Little has changed since. The NSA and the Obama administration have been questioned, and some answers were provided, but that's about it.
It seems like it is now more than ever up to the individuals to take care of their privacy. The good news is that there is some hope here: the use of encryption is on the rise, and privacy-friendly products are being released every fortnight. From instant-messaging apps to end-to-end encrypted email services and secured phone calls, these services are lowering the barrier to entry of a technology that is still reserved to tech-savvy people.

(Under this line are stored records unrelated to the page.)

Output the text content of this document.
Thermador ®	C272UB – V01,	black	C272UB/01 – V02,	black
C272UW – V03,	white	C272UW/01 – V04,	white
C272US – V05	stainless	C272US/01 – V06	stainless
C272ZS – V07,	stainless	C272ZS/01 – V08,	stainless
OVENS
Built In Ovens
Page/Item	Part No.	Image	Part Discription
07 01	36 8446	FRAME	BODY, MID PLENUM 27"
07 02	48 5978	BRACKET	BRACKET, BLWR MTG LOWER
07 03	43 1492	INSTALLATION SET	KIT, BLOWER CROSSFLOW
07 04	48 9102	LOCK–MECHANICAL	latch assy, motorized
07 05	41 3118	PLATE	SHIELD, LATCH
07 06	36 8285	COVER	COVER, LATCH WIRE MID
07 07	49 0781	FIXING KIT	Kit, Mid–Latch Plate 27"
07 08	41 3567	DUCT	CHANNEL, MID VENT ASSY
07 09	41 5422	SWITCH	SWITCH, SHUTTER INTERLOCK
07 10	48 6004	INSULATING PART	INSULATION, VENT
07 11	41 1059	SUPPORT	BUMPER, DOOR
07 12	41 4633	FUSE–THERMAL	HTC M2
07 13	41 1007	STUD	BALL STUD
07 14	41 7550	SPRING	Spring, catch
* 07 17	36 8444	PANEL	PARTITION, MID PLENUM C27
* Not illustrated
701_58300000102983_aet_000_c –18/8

However, a lot can happen to these services and people who try their best to protect us. Recently, TrueCrypt, leader of the open-source data encryption "on-the-fly" was dropped by its developers, for unknown reasons. A year ago, Lavabit, an encrypted email service used, among others, by Snowden, was shut-down by its founder to protect its users from the US government. Telegram, a Whatsapp-killer encrypted instant-messaging app for iOS and Android, is said by some to be not secure at all.

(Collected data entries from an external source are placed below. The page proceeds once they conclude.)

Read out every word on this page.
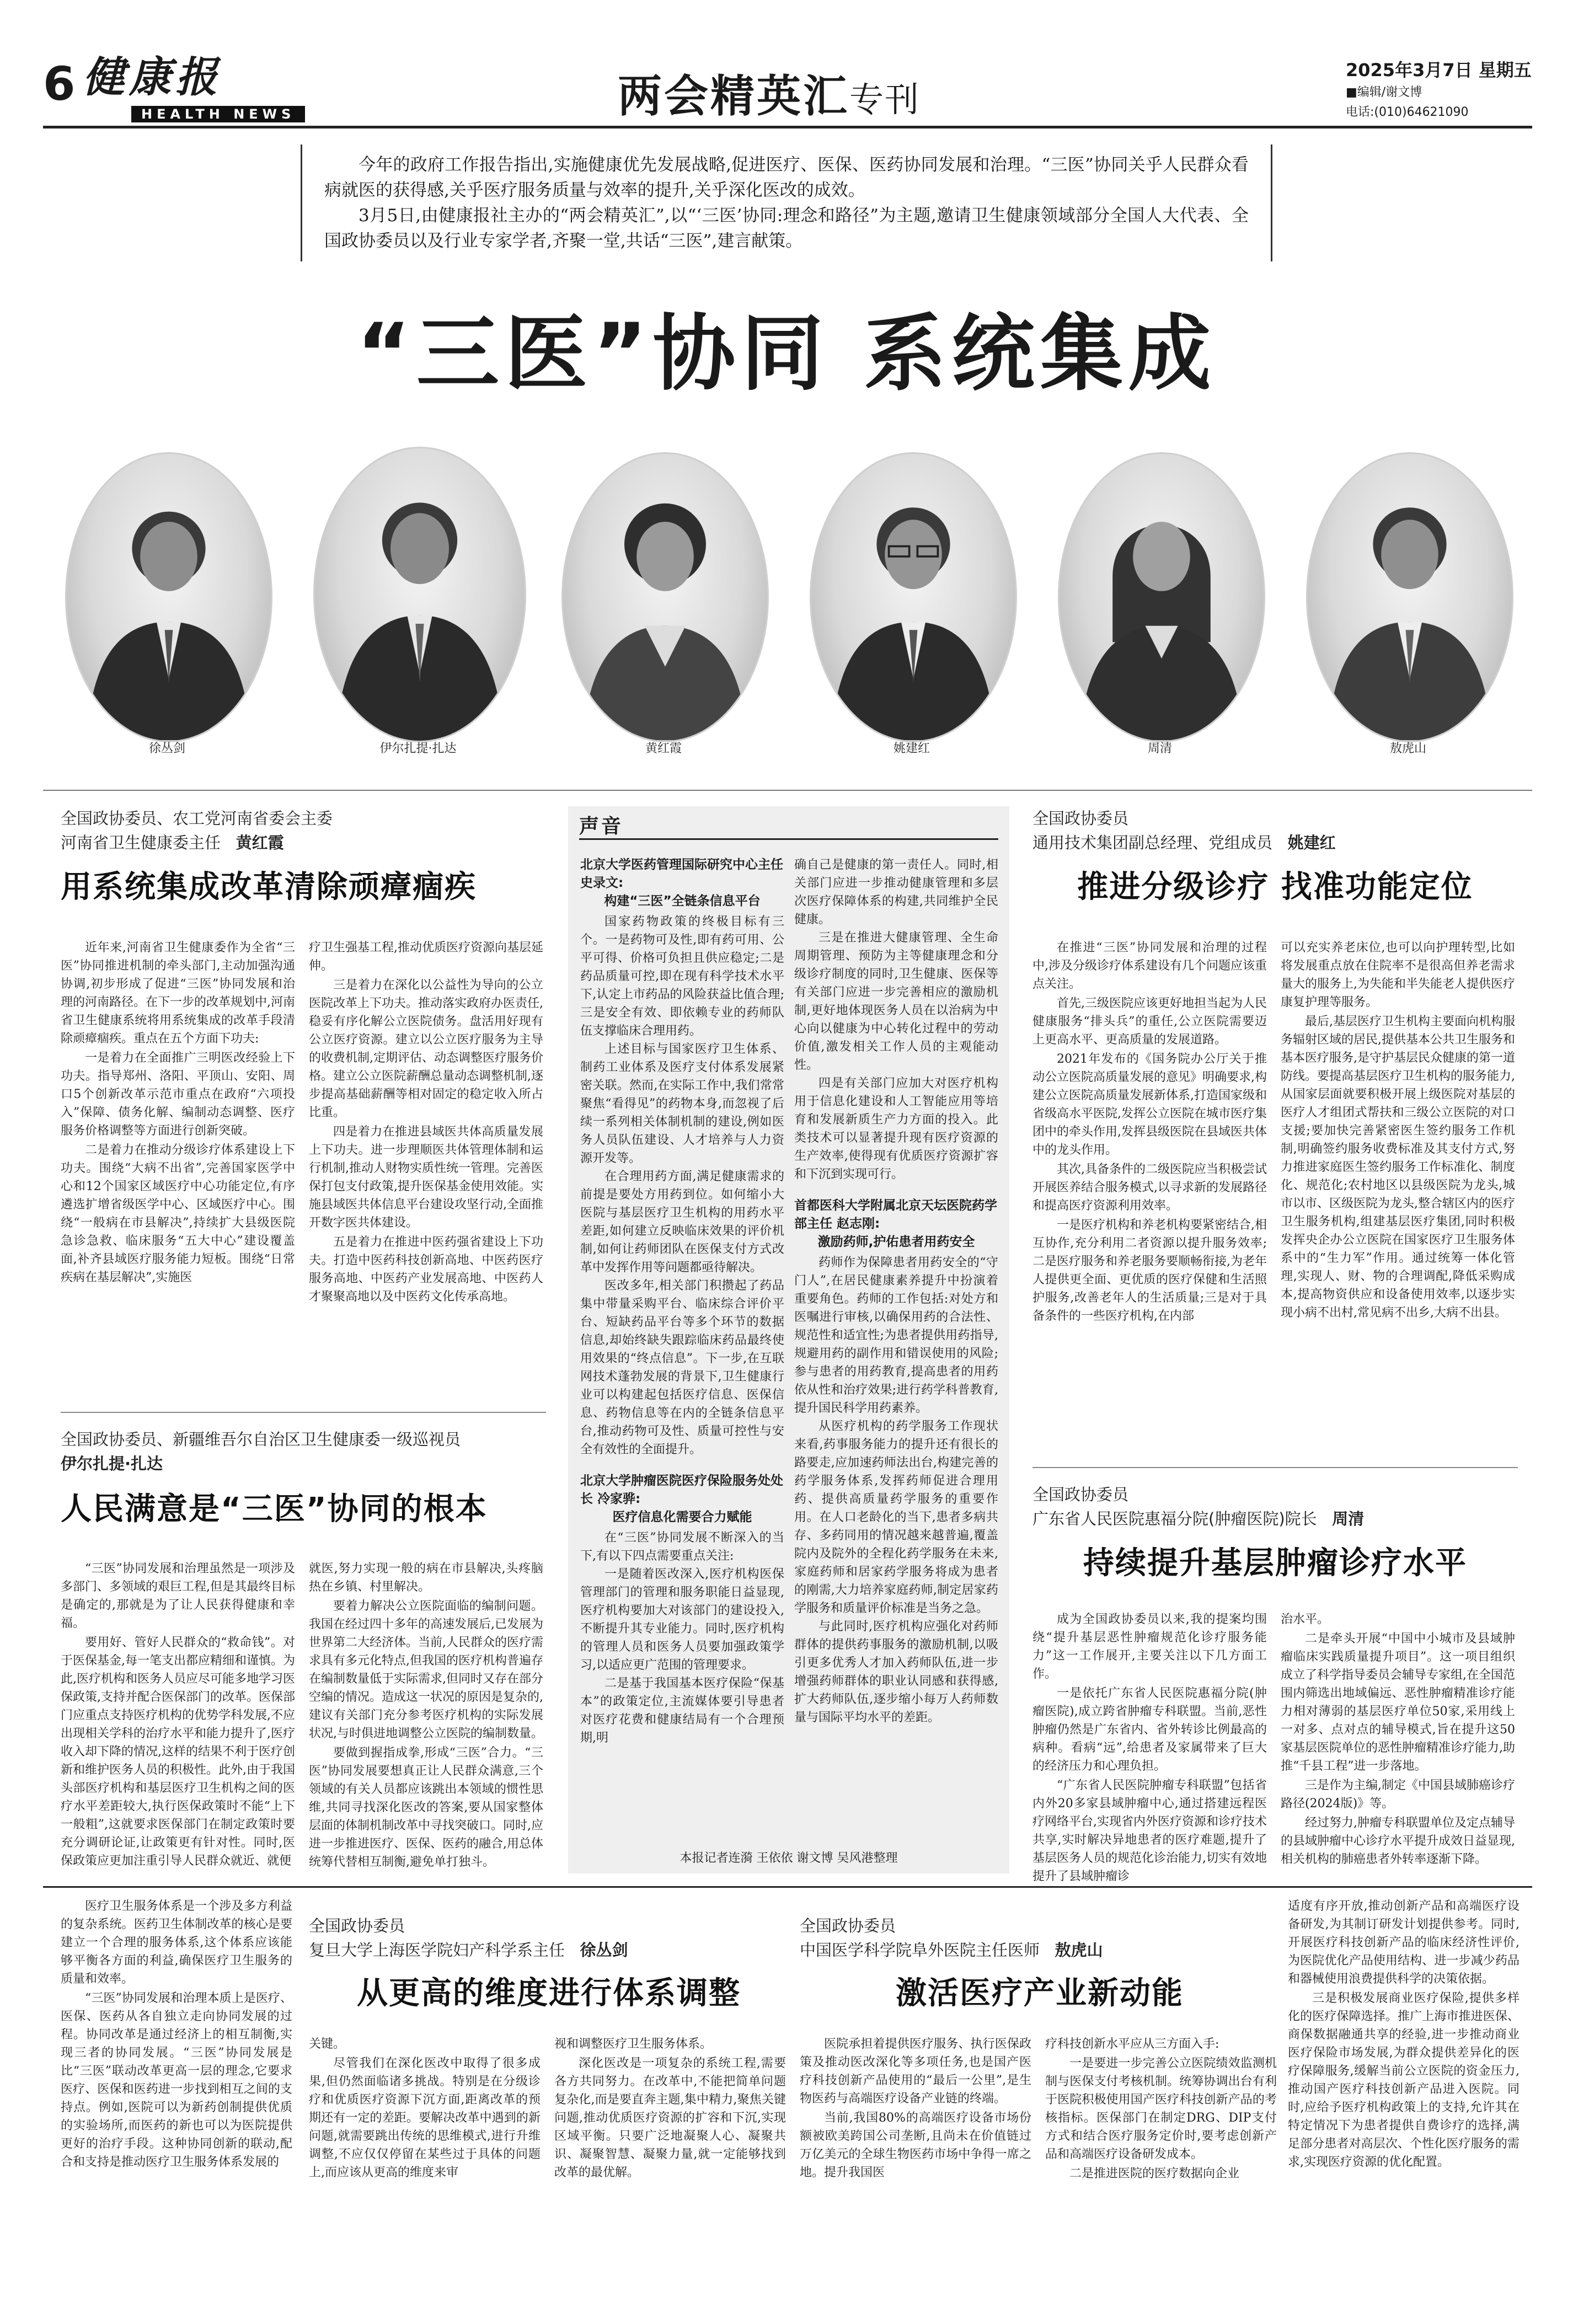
6 健康报
HEALTH NEWS	两会精英汇专刊
2025年3月7日 星期五
■编辑/谢文博
电话:(010)64621090

今年的政府工作报告指出,实施健康优先发展战略,促进医疗、医保、医药协同发展和治理。“三医”协同关乎人民群众看病就医的获得感,关乎医疗服务质量与效率的提升,关乎深化医改的成效。

3月5日,由健康报社主办的“两会精英汇”,以“‘三医’协同:理念和路径”为主题,邀请卫生健康领域部分全国人大代表、全国政协委员以及行业专家学者,齐聚一堂,共话“三医”,建言献策。

“三医”协同 系统集成
徐丛剑	伊尔扎提·扎达	黄红霞	姚建红	周清	敖虎山
全国政协委员、农工党河南省委会主委
河南省卫生健康委主任 黄红霞
用系统集成改革清除顽瘴痼疾

近年来,河南省卫生健康委作为全省“三医”协同推进机制的牵头部门,主动加强沟通协调,初步形成了促进“三医”协同发展和治理的河南路径。在下一步的改革规划中,河南省卫生健康系统将用系统集成的改革手段清除顽瘴痼疾。重点在五个方面下功夫:

一是着力在全面推广三明医改经验上下功夫。指导郑州、洛阳、平顶山、安阳、周口5个创新改革示范市重点在政府“六项投入”保障、债务化解、编制动态调整、医疗服务价格调整等方面进行创新突破。

二是着力在推动分级诊疗体系建设上下功夫。围绕“大病不出省”,完善国家医学中心和12个国家区域医疗中心功能定位,有序遴选扩增省级医学中心、区域医疗中心。围绕“一般病在市县解决”,持续扩大县级医院急诊急救、临床服务“五大中心”建设覆盖面,补齐县域医疗服务能力短板。围绕“日常疾病在基层解决”,实施医

疗卫生强基工程,推动优质医疗资源向基层延伸。

三是着力在深化以公益性为导向的公立医院改革上下功夫。推动落实政府办医责任,稳妥有序化解公立医院债务。盘活用好现有公立医疗资源。建立以公立医疗服务为主导的收费机制,定期评估、动态调整医疗服务价格。建立公立医院薪酬总量动态调整机制,逐步提高基础薪酬等相对固定的稳定收入所占比重。

四是着力在推进县域医共体高质量发展上下功夫。进一步理顺医共体管理体制和运行机制,推动人财物实质性统一管理。完善医保打包支付政策,提升医保基金使用效能。实施县域医共体信息平台建设攻坚行动,全面推开数字医共体建设。

五是着力在推进中医药强省建设上下功夫。打造中医药科技创新高地、中医药医疗服务高地、中医药产业发展高地、中医药人才聚聚高地以及中医药文化传承高地。

全国政协委员、新疆维吾尔自治区卫生健康委一级巡视员
伊尔扎提·扎达
人民满意是“三医”协同的根本

“三医”协同发展和治理虽然是一项涉及多部门、多领域的艰巨工程,但是其最终目标是确定的,那就是为了让人民获得健康和幸福。

要用好、管好人民群众的“救命钱”。对于医保基金,每一笔支出都应精细和谨慎。为此,医疗机构和医务人员应尽可能多地学习医保政策,支持并配合医保部门的改革。医保部门应重点支持医疗机构的优势学科发展,不应出现相关学科的治疗水平和能力提升了,医疗收入却下降的情况,这样的结果不利于医疗创新和维护医务人员的积极性。此外,由于我国头部医疗机构和基层医疗卫生机构之间的医疗水平差距较大,执行医保政策时不能“上下一般粗”,这就要求医保部门在制定政策时要充分调研论证,让政策更有针对性。同时,医保政策应更加注重引导人民群众就近、就便

就医,努力实现一般的病在市县解决,头疼脑热在乡镇、村里解决。

要着力解决公立医院面临的编制问题。我国在经过四十多年的高速发展后,已发展为世界第二大经济体。当前,人民群众的医疗需求具有多元化特点,但我国的医疗机构普遍存在编制数量低于实际需求,但同时又存在部分空编的情况。造成这一状况的原因是复杂的,建议有关部门充分参考医疗机构的实际发展状况,与时俱进地调整公立医院的编制数量。

要做到握指成拳,形成“三医”合力。“三医”协同发展要想真正让人民群众满意,三个领域的有关人员都应该跳出本领域的惯性思维,共同寻找深化医改的答案,要从国家整体层面的体制机制改革中寻找突破口。同时,应进一步推进医疗、医保、医药的融合,用总体统筹代替相互制衡,避免单打独斗。

声音
北京大学医药管理国际研究中心主任 史录文:
构建“三医”全链条信息平台

国家药物政策的终极目标有三个。一是药物可及性,即有药可用、公平可得、价格可负担且供应稳定;二是药品质量可控,即在现有科学技术水平下,认定上市药品的风险获益比值合理;三是安全有效、即依赖专业的药师队伍支撑临床合理用药。

上述目标与国家医疗卫生体系、制药工业体系及医疗支付体系发展紧密关联。然而,在实际工作中,我们常常聚焦“看得见”的药物本身,而忽视了后续一系列相关体制机制的建设,例如医务人员队伍建设、人才培养与人力资源开发等。

在合理用药方面,满足健康需求的前提是要处方用药到位。如何缩小大医院与基层医疗卫生机构的用药水平差距,如何建立反映临床效果的评价机制,如何让药师团队在医保支付方式改革中发挥作用等问题都亟待解决。

医改多年,相关部门积攒起了药品集中带量采购平台、临床综合评价平台、短缺药品平台等多个环节的数据信息,却始终缺失跟踪临床药品最终使用效果的“终点信息”。下一步,在互联网技术蓬勃发展的背景下,卫生健康行业可以构建起包括医疗信息、医保信息、药物信息等在内的全链条信息平台,推动药物可及性、质量可控性与安全有效性的全面提升。

北京大学肿瘤医院医疗保险服务处处长 冷家骅:
医疗信息化需要合力赋能

在“三医”协同发展不断深入的当下,有以下四点需要重点关注:

一是随着医改深入,医疗机构医保管理部门的管理和服务职能日益显现,医疗机构要加大对该部门的建设投入,不断提升其专业能力。同时,医疗机构的管理人员和医务人员要加强政策学习,以适应更广范围的管理要求。

二是基于我国基本医疗保险“保基本”的政策定位,主流媒体要引导患者对医疗花费和健康结局有一个合理预期,明

确自己是健康的第一责任人。同时,相关部门应进一步推动健康管理和多层次医疗保障体系的构建,共同维护全民健康。

三是在推进大健康管理、全生命周期管理、预防为主等健康理念和分级诊疗制度的同时,卫生健康、医保等有关部门应进一步完善相应的激励机制,更好地体现医务人员在以治病为中心向以健康为中心转化过程中的劳动价值,激发相关工作人员的主观能动性。

四是有关部门应加大对医疗机构用于信息化建设和人工智能应用等培育和发展新质生产力方面的投入。此类技术可以显著提升现有医疗资源的生产效率,使得现有优质医疗资源扩容和下沉到实现可行。

首都医科大学附属北京天坛医院药学部主任 赵志刚:
激励药师,护佑患者用药安全

药师作为保障患者用药安全的“守门人”,在居民健康素养提升中扮演着重要角色。药师的工作包括:对处方和医嘱进行审核,以确保用药的合法性、规范性和适宜性;为患者提供用药指导,规避用药的副作用和错误使用的风险;参与患者的用药教育,提高患者的用药依从性和治疗效果;进行药学科普教育,提升国民科学用药素养。

从医疗机构的药学服务工作现状来看,药事服务能力的提升还有很长的路要走,应加速药师法出台,构建完善的药学服务体系,发挥药师促进合理用药、提供高质量药学服务的重要作用。在人口老龄化的当下,患者多病共存、多药同用的情况越来越普遍,覆盖院内及院外的全程化药学服务在未来,家庭药师和居家药学服务将成为患者的刚需,大力培养家庭药师,制定居家药学服务和质量评价标准是当务之急。

与此同时,医疗机构应强化对药师群体的提供药事服务的激励机制,以吸引更多优秀人才加入药师队伍,进一步增强药师群体的职业认同感和获得感,扩大药师队伍,逐步缩小每万人药师数量与国际平均水平的差距。

本报记者连漪 王依依 谢文博 吴风港整理
全国政协委员
通用技术集团副总经理、党组成员 姚建红
推进分级诊疗 找准功能定位

在推进“三医”协同发展和治理的过程中,涉及分级诊疗体系建设有几个问题应该重点关注。

首先,三级医院应该更好地担当起为人民健康服务“排头兵”的重任,公立医院需要迈上更高水平、更高质量的发展道路。

2021年发布的《国务院办公厅关于推动公立医院高质量发展的意见》明确要求,构建公立医院高质量发展新体系,打造国家级和省级高水平医院,发挥公立医院在城市医疗集团中的牵头作用,发挥县级医院在县域医共体中的龙头作用。

其次,具备条件的二级医院应当积极尝试开展医养结合服务模式,以寻求新的发展路径和提高医疗资源利用效率。

一是医疗机构和养老机构要紧密结合,相互协作,充分利用二者资源以提升服务效率;二是医疗服务和养老服务要顺畅衔接,为老年人提供更全面、更优质的医疗保健和生活照护服务,改善老年人的生活质量;三是对于具备条件的一些医疗机构,在内部

可以充实养老床位,也可以向护理转型,比如将发展重点放在住院率不是很高但养老需求量大的服务上,为失能和半失能老人提供医疗康复护理等服务。

最后,基层医疗卫生机构主要面向机构服务辐射区域的居民,提供基本公共卫生服务和基本医疗服务,是守护基层民众健康的第一道防线。要提高基层医疗卫生机构的服务能力,从国家层面就要积极开展上级医院对基层的医疗人才组团式帮扶和三级公立医院的对口支援;要加快完善紧密医生签约服务工作机制,明确签约服务收费标准及其支付方式,努力推进家庭医生签约服务工作标准化、制度化、规范化;农村地区以县级医院为龙头,城市以市、区级医院为龙头,整合辖区内的医疗卫生服务机构,组建基层医疗集团,同时积极发挥央企办公立医院在国家医疗卫生服务体系中的“生力军”作用。通过统筹一体化管理,实现人、财、物的合理调配,降低采购成本,提高物资供应和设备使用效率,以逐步实现小病不出村,常见病不出乡,大病不出县。

全国政协委员
广东省人民医院惠福分院(肿瘤医院)院长 周清
持续提升基层肿瘤诊疗水平

成为全国政协委员以来,我的提案均围绕“提升基层恶性肿瘤规范化诊疗服务能力”这一工作展开,主要关注以下几方面工作。

一是依托广东省人民医院惠福分院(肿瘤医院),成立跨省肿瘤专科联盟。当前,恶性肿瘤仍然是广东省内、省外转诊比例最高的病种。看病“远”,给患者及家属带来了巨大的经济压力和心理负担。

“广东省人民医院肿瘤专科联盟”包括省内外20多家县域肿瘤中心,通过搭建远程医疗网络平台,实现省内外医疗资源和诊疗技术共享,实时解决异地患者的医疗难题,提升了基层医务人员的规范化诊治能力,切实有效地提升了县域肿瘤诊

治水平。

二是牵头开展“中国中小城市及县域肿瘤临床实践质量提升项目”。这一项目组织成立了科学指导委员会辅导专家组,在全国范围内筛选出地域偏远、恶性肿瘤精准诊疗能力相对薄弱的基层医疗单位50家,采用线上一对多、点对点的辅导模式,旨在提升这50家基层医院单位的恶性肿瘤精准诊疗能力,助推“千县工程”进一步落地。

三是作为主编,制定《中国县域肺癌诊疗路径(2024版)》等。

经过努力,肿瘤专科联盟单位及定点辅导的县域肿瘤中心诊疗水平提升成效日益显现,相关机构的肺癌患者外转率逐渐下降。

医疗卫生服务体系是一个涉及多方利益的复杂系统。医药卫生体制改革的核心是要建立一个合理的服务体系,这个体系应该能够平衡各方面的利益,确保医疗卫生服务的质量和效率。

“三医”协同发展和治理本质上是医疗、医保、医药从各自独立走向协同发展的过程。协同改革是通过经济上的相互制衡,实现三者的协同发展。“三医”协同发展是比“三医”联动改革更高一层的理念,它要求医疗、医保和医药进一步找到相互之间的支持点。例如,医院可以为新药创制提供优质的实验场所,而医药的新也可以为医院提供更好的治疗手段。这种协同创新的联动,配合和支持是推动医疗卫生服务体系发展的

全国政协委员
复旦大学上海医学院妇产科学系主任 徐丛剑
从更高的维度进行体系调整

关键。

尽管我们在深化医改中取得了很多成果,但仍然面临诸多挑战。特别是在分级诊疗和优质医疗资源下沉方面,距离改革的预期还有一定的差距。要解决改革中遇到的新问题,就需要跳出传统的思维模式,进行升维调整,不应仅仅停留在某些过于具体的问题上,而应该从更高的维度来审

视和调整医疗卫生服务体系。

深化医改是一项复杂的系统工程,需要各方共同努力。在改革中,不能把简单问题复杂化,而是要直奔主题,集中精力,聚焦关键问题,推动优质医疗资源的扩容和下沉,实现区域平衡。只要广泛地凝聚人心、凝聚共识、凝聚智慧、凝聚力量,就一定能够找到改革的最优解。

全国政协委员
中国医学科学院阜外医院主任医师 敖虎山
激活医疗产业新动能

医院承担着提供医疗服务、执行医保政策及推动医改深化等多项任务,也是国产医疗科技创新产品使用的“最后一公里”,是生物医药与高端医疗设备产业链的终端。

当前,我国80%的高端医疗设备市场份额被欧美跨国公司垄断,且尚未在价值链过万亿美元的全球生物医药市场中争得一席之地。提升我国医

疗科技创新水平应从三方面入手:

一是要进一步完善公立医院绩效监测机制与医保支付考核机制。统筹协调出台有利于医院积极使用国产医疗科技创新产品的考核指标。医保部门在制定DRG、DIP支付方式和结合医疗服务定价时,要考虑创新产品和高端医疗设备研发成本。

二是推进医院的医疗数据向企业

适度有序开放,推动创新产品和高端医疗设备研发,为其制订研发计划提供参考。同时,开展医疗科技创新产品的临床经济性评价,为医院优化产品使用结构、进一步减少药品和器械使用浪费提供科学的决策依据。

三是积极发展商业医疗保险,提供多样化的医疗保障选择。推广上海市推进医保、商保数据融通共享的经验,进一步推动商业医疗保险市场发展,为群众提供差异化的医疗保障服务,缓解当前公立医院的资金压力,推动国产医疗科技创新产品进入医院。同时,应给予医疗机构政策上的支持,允许其在特定情况下为患者提供自费诊疗的选择,满足部分患者对高层次、个性化医疗服务的需求,实现医疗资源的优化配置。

Who are these hackers who dedicate their time to protecting us? Do they think citizens will be able to reclaim their right to privacy by themselves? Where is personal security going?
I will meet with software developers and civic hackers from this security community. I will ask them about their beliefs, their motivations, but also about what we citizens should fear and hope from technology in 2014, a year after the NSA scandal.
I will also do my best to bring back some images (yes, on film!) from the interviews. The fee I am asking includes travel costs to Switzerland, where several sources currently live.